The manufacturing industry faces several challenges in the 21st century. Businesses are trying to improve productivity by doing more with fewer resources at lower costs and to become innovative by driving improvements in production, implementing new business models, and introducing new products and services faster. Challenges to customer service include meeting and exceeding demand at the optimum costs while maintaining competitiveness to meet the challenges of a globalized economy. Industry 4.0 came about in 2011 to meet these manufacturing challenges.
Humans have been manufacturing for thousands of years, and there have been three key periods of disruption and change. The First Industrial Revolution in the late 18th century saw the mechanization of manufacturing by utilizing water and steam power. The Second Industrial Revolution in the late 19th and early 20th centuries was driven by mass production, the assembly line, and the use of electricity. The Third Industrial Revolution in the late 20th century introduced the use of computers and automation. Today, the Fourth Industrial Revolution is merging the cyber and physical world to digitize production and add value by exchanging data through an IT infrastructure.
Various industries such as automotive, electronic assembly, medical, and packaging rely on high-speed automated assembly processes requiring high repeatability. Such industries use SCARA robots to increase productivity on robotic pick and place or robotic assembly operations. Fanuc America’s SCARA robots are used in manufacturing applications that need to improve the speed, precision, and repeatability in manufacturing processes.
Their line of space-saving SCARA robots feature an ultra-compact footprint that minimizes interference with peripheral devices, ensures easy error recovery, and has the flexibility of a 360-degree work envelope. Fanuc America offers the ideal solution for automation in tight spaces to optimize performance and enhance efficiency.
What exactly is Industry 4.0?
Industry 4.0 combines cyber and physical systems with automation, the Internet of Things (IoT), and vertical and horizontal integration. Industry 4.0 is designed with four principles in mind. Interoperability gives machines, devices, sensors, and people the ability to connect and communicate via the IoT or the Internet of People (IoP).
Information transparency gives operators access to a massive amount of data across various data pipelines that aid in decision-making. Interconnectivity makes it possible to collect large data sets and information from different points in the manufacturing process to aid in functionality and highlight areas for innovation and improvement.
Industry 4.0 provides technical assistance that allows assistance systems to aggregate and visualize information to make informed decisions in real-time and accomplish time-consuming or unsafe tasks. Lastly, cyber-physical systems can make decentralized decisions and perform autonomous tasks. Industry 4.0 relies on the processing of a massive amount of data in real-time in a reliable, scalable, and flexible way by integrating with legacy systems and modern data sources. Accomplishing this task requires an event-streaming software platform such as Apache Kafka.
Kafka is an open-source distributed publish-subscribe messaging platform capable of real-time data streaming for distributed streaming, pipelining, and relay of data feeds for operational scalability.
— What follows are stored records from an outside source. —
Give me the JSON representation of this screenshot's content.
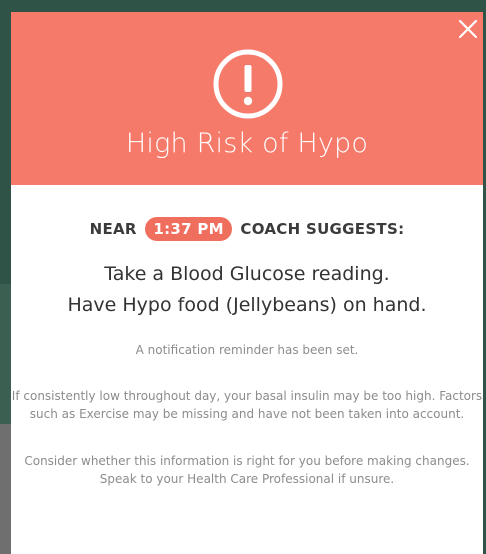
{
  "header": {
    "title": "High Risk of Hypo",
    "icon": "exclamation-circle-icon",
    "close_icon": "close-icon"
  },
  "suggestion": {
    "prefix": "NEAR",
    "time": "1:37 PM",
    "suffix": "COACH SUGGESTS:"
  },
  "actions": {
    "line1": "Take a Blood Glucose reading.",
    "line2": "Have Hypo food (Jellybeans) on hand."
  },
  "notes": {
    "reminder": "A notification reminder has been set.",
    "basal_line1": "If consistently low throughout day, your basal insulin may be too high. Factors",
    "basal_line2": "such as Exercise may be missing and have not been taken into account.",
    "disclaimer_line1": "Consider whether this information is right for you before making changes.",
    "disclaimer_line2": "Speak to your Health Care Professional if unsure."
  },
  "colors": {
    "header_bg": "#f67a6a",
    "badge_bg": "#ef6e5d",
    "backdrop": "#2f5346"
  }
}
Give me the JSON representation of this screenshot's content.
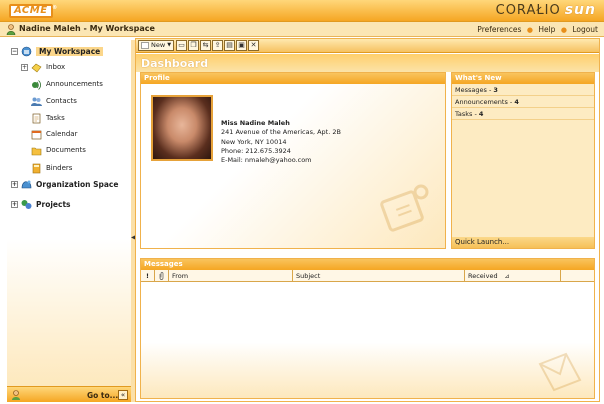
{
  "header": {
    "logo": "ACME",
    "logo_mark": "®",
    "brand": "CORAŁIO",
    "brand_sun": "sun"
  },
  "userbar": {
    "title": "Nadine Maleh - My Workspace",
    "links": [
      "Preferences",
      "Help",
      "Logout"
    ]
  },
  "sidebar": {
    "items": [
      {
        "label": "My Workspace",
        "icon": "workspace-icon"
      },
      {
        "label": "Inbox",
        "icon": "inbox-icon"
      },
      {
        "label": "Announcements",
        "icon": "announcements-icon"
      },
      {
        "label": "Contacts",
        "icon": "contacts-icon"
      },
      {
        "label": "Tasks",
        "icon": "tasks-icon"
      },
      {
        "label": "Calendar",
        "icon": "calendar-icon"
      },
      {
        "label": "Documents",
        "icon": "documents-icon"
      },
      {
        "label": "Binders",
        "icon": "binders-icon"
      },
      {
        "label": "Organization Space",
        "icon": "organization-icon"
      },
      {
        "label": "Projects",
        "icon": "projects-icon"
      }
    ],
    "goto": "Go to...",
    "goto_button": "«"
  },
  "toolbar": {
    "new_label": "New"
  },
  "dashboard": {
    "title": "Dashboard",
    "profile": {
      "header": "Profile",
      "name": "Miss Nadine Maleh",
      "address1": "241 Avenue of the Americas, Apt. 2B",
      "address2": "New York, NY  10014",
      "phone": "Phone: 212.675.3924",
      "email": "E-Mail: nmaleh@yahoo.com"
    },
    "whats_new": {
      "header": "What's New",
      "items": [
        {
          "label": "Messages - ",
          "count": "3"
        },
        {
          "label": "Announcements - ",
          "count": "4"
        },
        {
          "label": "Tasks - ",
          "count": "4"
        }
      ],
      "quick_launch": "Quick Launch..."
    },
    "messages": {
      "header": "Messages",
      "columns": [
        "!",
        "📎",
        "From",
        "Subject",
        "Received"
      ]
    }
  },
  "colors": {
    "accent": "#f5a623",
    "panel_bg": "#fdebc2"
  }
}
The message broker maintains data streams in a cluster of servers that can span multiple data centers and provide data persistence through multiple server instances in Kafka topics that can’t be altered.
Apache Kafka is a purpose-built open-source messaging solution designed for real-time log streaming. The solution is ideal for applications that require data exchange reliability between disparate data sources, the ability to partition messaging workloads, real-time streaming for data processing, and native support for data and message replay.
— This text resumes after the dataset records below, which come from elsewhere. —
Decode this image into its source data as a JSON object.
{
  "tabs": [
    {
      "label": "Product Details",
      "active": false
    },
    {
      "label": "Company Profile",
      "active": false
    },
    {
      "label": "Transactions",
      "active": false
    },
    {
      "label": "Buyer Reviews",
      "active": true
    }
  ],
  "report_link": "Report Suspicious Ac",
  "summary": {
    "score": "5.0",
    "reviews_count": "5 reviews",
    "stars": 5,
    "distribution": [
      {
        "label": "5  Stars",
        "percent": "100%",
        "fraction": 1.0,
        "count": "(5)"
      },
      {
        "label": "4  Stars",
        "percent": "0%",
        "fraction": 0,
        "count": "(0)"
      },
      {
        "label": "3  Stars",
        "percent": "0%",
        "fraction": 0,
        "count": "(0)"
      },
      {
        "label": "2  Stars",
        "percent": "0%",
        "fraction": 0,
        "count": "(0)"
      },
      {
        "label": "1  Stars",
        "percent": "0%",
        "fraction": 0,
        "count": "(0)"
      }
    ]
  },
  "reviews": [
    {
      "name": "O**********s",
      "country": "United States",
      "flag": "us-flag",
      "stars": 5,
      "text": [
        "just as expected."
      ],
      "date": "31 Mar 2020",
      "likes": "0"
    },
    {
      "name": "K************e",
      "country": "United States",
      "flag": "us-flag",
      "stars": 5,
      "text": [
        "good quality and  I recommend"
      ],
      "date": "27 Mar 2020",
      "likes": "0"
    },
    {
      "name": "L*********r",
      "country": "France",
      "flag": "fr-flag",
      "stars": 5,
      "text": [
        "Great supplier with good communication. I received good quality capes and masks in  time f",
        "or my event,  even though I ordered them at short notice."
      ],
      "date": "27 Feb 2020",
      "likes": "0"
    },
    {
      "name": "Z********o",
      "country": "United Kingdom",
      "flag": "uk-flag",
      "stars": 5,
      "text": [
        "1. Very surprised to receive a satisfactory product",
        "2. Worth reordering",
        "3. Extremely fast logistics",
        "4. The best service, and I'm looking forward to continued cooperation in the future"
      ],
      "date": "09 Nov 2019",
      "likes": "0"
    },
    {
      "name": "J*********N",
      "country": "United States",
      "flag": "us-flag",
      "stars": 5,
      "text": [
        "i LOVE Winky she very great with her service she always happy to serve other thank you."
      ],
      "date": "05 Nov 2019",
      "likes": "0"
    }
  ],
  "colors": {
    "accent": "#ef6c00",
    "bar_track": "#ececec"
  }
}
The Apache software foundation is designed with three main requirements to benefit business users. It provides a publish-subscribe messaging model for the distribution and consumption of data. Kafka brokers provide long-term data storage and allow for on-demand access and replay. Lastly, Kafka supports the accessing of data in real-time and real-time stream processing.
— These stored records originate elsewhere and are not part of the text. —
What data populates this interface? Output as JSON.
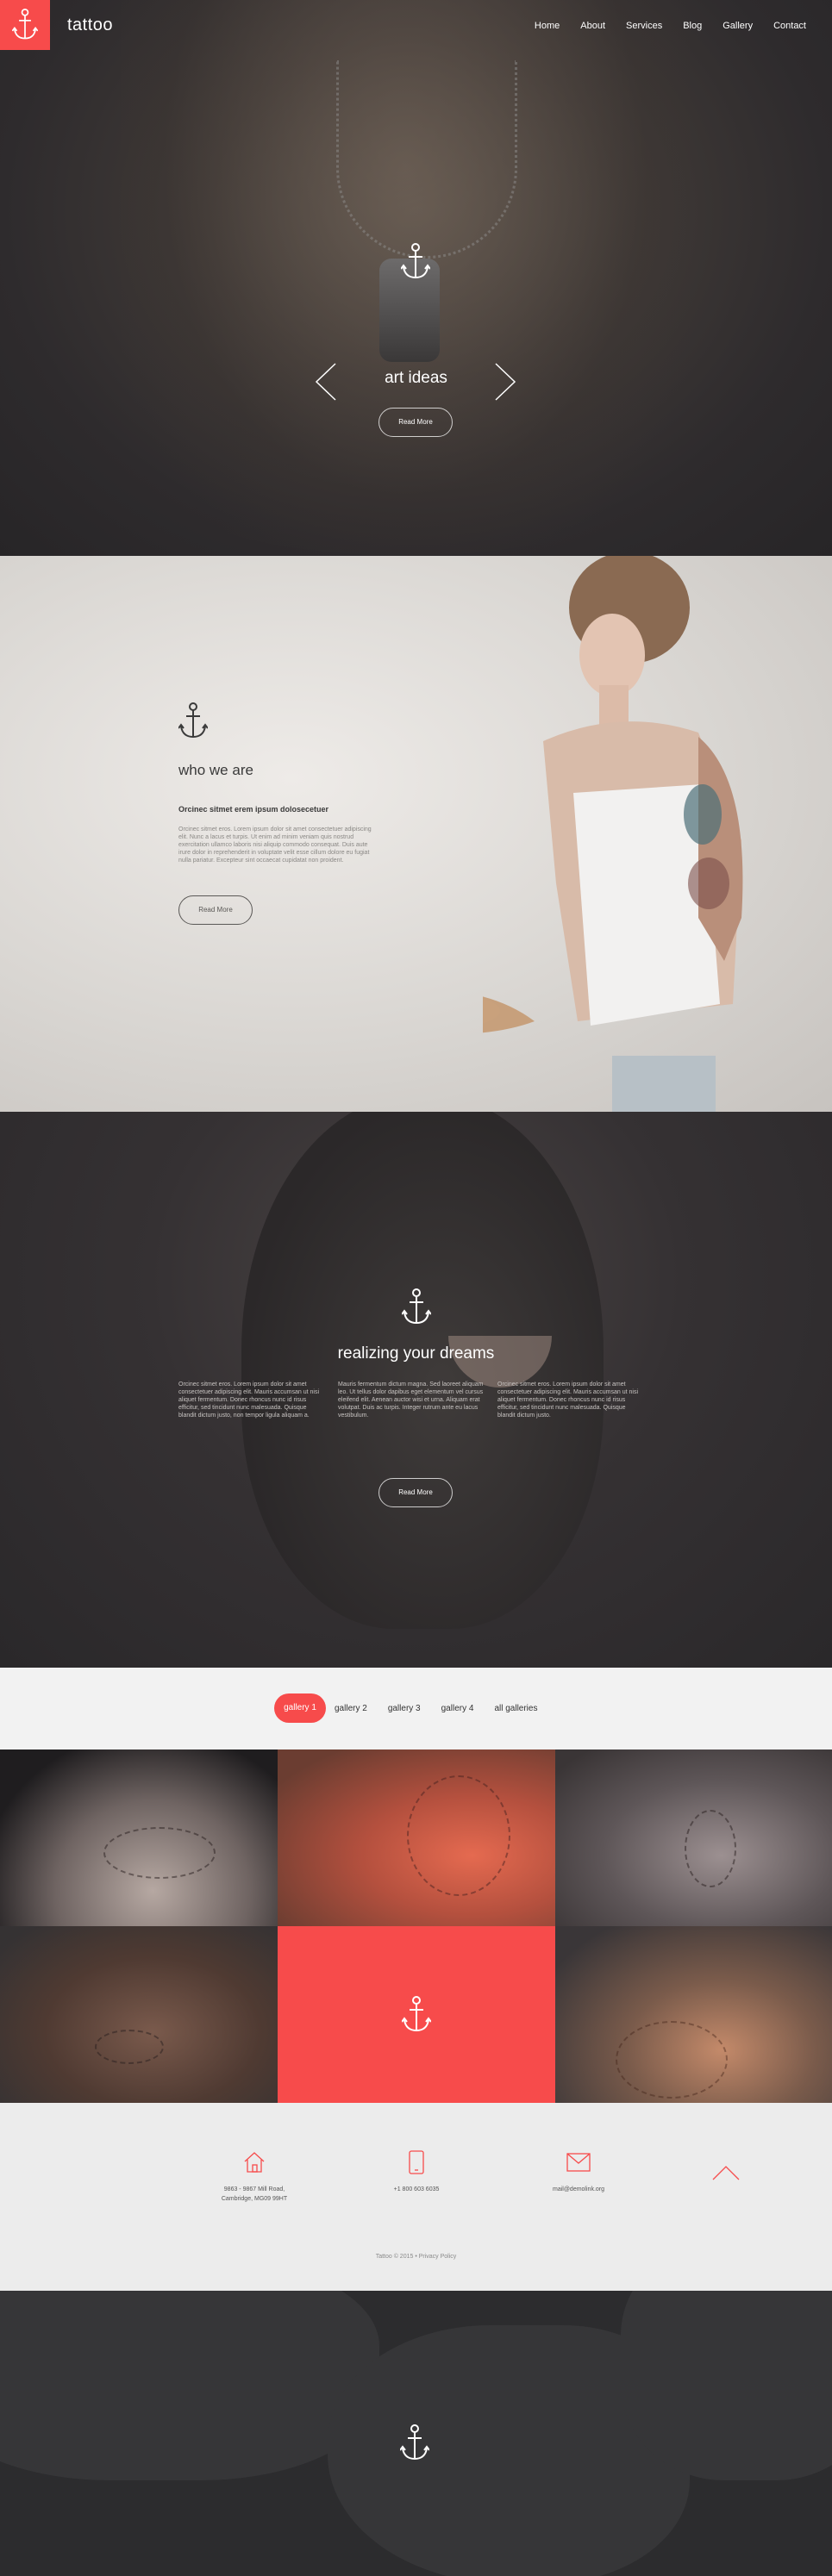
{
  "header": {
    "brand": "tattoo",
    "logo_icon": "anchor-icon",
    "accent": "#f74b4b",
    "nav": [
      {
        "label": "Home"
      },
      {
        "label": "About"
      },
      {
        "label": "Services"
      },
      {
        "label": "Blog"
      },
      {
        "label": "Gallery"
      },
      {
        "label": "Contact"
      }
    ]
  },
  "hero": {
    "title": "art ideas",
    "button": "Read More",
    "prev_icon": "chevron-left-icon",
    "next_icon": "chevron-right-icon"
  },
  "about": {
    "title": "who we are",
    "subtitle": "Orcinec sitmet erem ipsum dolosecetuer",
    "text": "Orcinec sitmet eros. Lorem ipsum dolor sit amet consectetuer adipiscing elit. Nunc a lacus et turpis. Ut enim ad minim veniam quis nostrud exercitation ullamco laboris nisi aliquip commodo consequat. Duis aute irure dolor in reprehenderit in voluptate velit esse cillum dolore eu fugiat nulla pariatur. Excepteur sint occaecat cupidatat non proident.",
    "button": "Read More"
  },
  "dreams": {
    "title": "realizing your dreams",
    "columns": [
      "Orcinec sitmet eros. Lorem ipsum dolor sit amet consectetuer adipiscing elit. Mauris accumsan ut nisi aliquet fermentum. Donec rhoncus nunc id risus efficitur, sed tincidunt nunc malesuada. Quisque blandit dictum justo, non tempor ligula aliquam a.",
      "Mauris fermentum dictum magna. Sed laoreet aliquam leo. Ut tellus dolor dapibus eget elementum vel cursus eleifend elit. Aenean auctor wisi et urna. Aliquam erat volutpat. Duis ac turpis. Integer rutrum ante eu lacus vestibulum.",
      "Orcinec sitmet eros. Lorem ipsum dolor sit amet consectetuer adipiscing elit. Mauris accumsan ut nisi aliquet fermentum. Donec rhoncus nunc id risus efficitur, sed tincidunt nunc malesuada. Quisque blandit dictum justo."
    ],
    "button": "Read More"
  },
  "gallery": {
    "tabs": [
      {
        "label": "gallery 1",
        "active": true
      },
      {
        "label": "gallery 2"
      },
      {
        "label": "gallery 3"
      },
      {
        "label": "gallery 4"
      },
      {
        "label": "all galleries"
      }
    ]
  },
  "contacts": {
    "address_line1": "9863 - 9867 Mill Road,",
    "address_line2": "Cambridge, MG09 99HT",
    "phone": "+1 800 603 6035",
    "email": "mail@demolink.org",
    "copyright": "Tattoo © 2015 • Privacy Policy"
  }
}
Stages in the Evolution of Industry 4.0
There are four stages in the evolution of Industry 4.0:
Visibility: The first phase is visibility into what is happening on the manufacturing floor. When data is stored across disparate sources and data siloes that can’t communicate, it’s difficult to receive ongoing feedback. Industry 4.0 provides closed-loop connectivity that allows for the interoperability of systems, devices, and communication protocols for seamless interaction. The use of sensors and the IoT are key for connectivity.
Analysis: Industry 4.0 goes beyond an awareness of what is happening to ask why something is happening. When organizations know why something is happening, they can understand the cause of critical incidents. Raw IoT data provides valuable insights that show the cause of events and devise prediction models that can predict future events before they happen.
Simulation: Once an answer is found to what is happening and why I4.0 answers what-if questions by performing simulations that give feedback on a system’s state of operation in different conditions. Simulations can detect any signs of a malfunction in the virtual system so that action can be taken before the physical system malfunctions.
Autonomous Operation: The ideal Industry 4.0 system can operate autonomously, meaning it can answer what/why/how questions and give proactive responses without human intervention. Industry 4.0 leverages artificial intelligence and machine learning to accomplish autonomous operation.
Industry 4.0 is set to change the manufacturing industry for the better by driving greater productivity through the use of new technologies in innovative ways.